The inventory of newly built Spanish homes languishing on the market in search of a buyer rose by 20% in the first 6 months of the year, according to a recent article in the Spanish daily ‘El Pais. Most of the unsold homes are located on the Spanish coast and around Madrid.
The article is based on new research by the Ministry of Housing and the University of Navarra which found that there were 503,000 new homes on the market at the end of June, almost 22% more than at the end of 2007. The article points out that, given the lack of reliable data in the Spanish property sector, the true figure of unsold new homes could be much higher.
Beatriz Corredor, Spain’s Minister of Housing, recently forecast that the glut of new properties on the market would rise to 650,000 by year end, though Tinsa, one of Spain’s leading appraisal companies, says 920,000 is more likely.
For several years at the height of the recent construction boom Spain was starting more than 800,000 new homes a year, more than France, Germany, and the United Kingdom combined. Developers are still finishing new projects started at the height of the boom, which means the glut of unsold homes is still growing. Demand has collapsed, and residential home sales of some of Spain’s biggest developers are down by more than 90%.

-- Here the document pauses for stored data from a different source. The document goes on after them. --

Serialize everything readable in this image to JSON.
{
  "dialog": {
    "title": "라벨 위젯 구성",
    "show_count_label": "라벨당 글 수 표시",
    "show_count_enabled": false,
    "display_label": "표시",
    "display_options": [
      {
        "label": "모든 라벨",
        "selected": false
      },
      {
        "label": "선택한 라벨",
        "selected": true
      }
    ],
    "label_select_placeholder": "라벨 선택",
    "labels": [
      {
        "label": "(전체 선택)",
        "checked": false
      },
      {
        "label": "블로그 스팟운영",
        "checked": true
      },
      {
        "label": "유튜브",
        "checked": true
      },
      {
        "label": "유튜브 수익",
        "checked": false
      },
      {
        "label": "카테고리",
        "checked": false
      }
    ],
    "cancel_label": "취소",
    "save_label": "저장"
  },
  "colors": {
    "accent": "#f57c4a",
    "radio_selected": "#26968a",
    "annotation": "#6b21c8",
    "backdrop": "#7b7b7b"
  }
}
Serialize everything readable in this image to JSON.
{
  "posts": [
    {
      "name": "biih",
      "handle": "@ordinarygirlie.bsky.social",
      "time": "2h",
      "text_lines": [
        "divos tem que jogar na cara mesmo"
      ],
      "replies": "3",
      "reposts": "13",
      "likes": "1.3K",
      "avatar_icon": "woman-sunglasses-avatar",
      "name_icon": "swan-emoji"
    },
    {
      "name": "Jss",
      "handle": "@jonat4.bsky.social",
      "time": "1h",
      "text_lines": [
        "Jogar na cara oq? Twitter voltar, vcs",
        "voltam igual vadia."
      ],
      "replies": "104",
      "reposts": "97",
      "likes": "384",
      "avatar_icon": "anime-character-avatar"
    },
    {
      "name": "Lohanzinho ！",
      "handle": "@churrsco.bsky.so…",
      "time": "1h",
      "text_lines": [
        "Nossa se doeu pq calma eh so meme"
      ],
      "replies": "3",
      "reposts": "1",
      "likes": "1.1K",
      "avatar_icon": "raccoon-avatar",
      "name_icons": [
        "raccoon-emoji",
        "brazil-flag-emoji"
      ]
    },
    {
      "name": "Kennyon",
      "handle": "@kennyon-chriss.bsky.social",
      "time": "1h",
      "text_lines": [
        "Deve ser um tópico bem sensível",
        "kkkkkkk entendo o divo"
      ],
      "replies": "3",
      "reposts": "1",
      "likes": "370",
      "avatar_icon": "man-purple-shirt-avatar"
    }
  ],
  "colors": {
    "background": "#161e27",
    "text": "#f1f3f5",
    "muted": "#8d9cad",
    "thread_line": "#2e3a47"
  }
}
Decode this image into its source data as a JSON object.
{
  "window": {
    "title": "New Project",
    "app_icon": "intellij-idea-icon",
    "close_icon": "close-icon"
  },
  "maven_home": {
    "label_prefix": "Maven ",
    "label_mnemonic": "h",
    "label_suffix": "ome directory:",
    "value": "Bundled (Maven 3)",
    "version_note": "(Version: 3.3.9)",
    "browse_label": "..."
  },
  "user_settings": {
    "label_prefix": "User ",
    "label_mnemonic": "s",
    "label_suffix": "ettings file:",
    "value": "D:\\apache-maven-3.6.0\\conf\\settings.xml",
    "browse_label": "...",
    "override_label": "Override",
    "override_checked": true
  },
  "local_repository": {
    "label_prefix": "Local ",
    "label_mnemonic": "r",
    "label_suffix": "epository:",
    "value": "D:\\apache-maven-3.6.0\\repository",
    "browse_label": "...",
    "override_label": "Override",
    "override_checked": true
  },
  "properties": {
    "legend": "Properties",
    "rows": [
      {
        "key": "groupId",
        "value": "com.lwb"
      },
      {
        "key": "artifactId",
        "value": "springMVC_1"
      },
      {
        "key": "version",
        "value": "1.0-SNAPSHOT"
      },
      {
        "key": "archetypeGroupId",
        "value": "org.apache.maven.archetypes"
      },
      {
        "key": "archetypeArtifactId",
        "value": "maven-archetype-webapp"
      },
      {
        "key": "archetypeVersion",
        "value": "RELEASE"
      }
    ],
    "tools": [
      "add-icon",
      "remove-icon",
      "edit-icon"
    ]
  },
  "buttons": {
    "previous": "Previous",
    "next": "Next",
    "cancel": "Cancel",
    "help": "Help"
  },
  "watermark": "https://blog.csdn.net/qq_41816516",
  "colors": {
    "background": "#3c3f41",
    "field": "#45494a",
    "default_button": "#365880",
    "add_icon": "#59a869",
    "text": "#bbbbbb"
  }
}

The inventory of unsold new homes rose by more than 30% in Castilla-La Mancha and The Canaries, and by more than 60% in Catalonia. Inventories rose by 73% in the provinces of Lugo (Galicia) and Segovia (Castilla y Leon).
The article explains that, thanks to 2 mega urbanisations full of empty properties – Marina D’Or in Castellon province (Costa Azahar, Valencia), and Seseña in Toledo province (Castilla-La Mancha) – Castellon and Toledo have the highest proportion of unsold new homes per capita in Spain.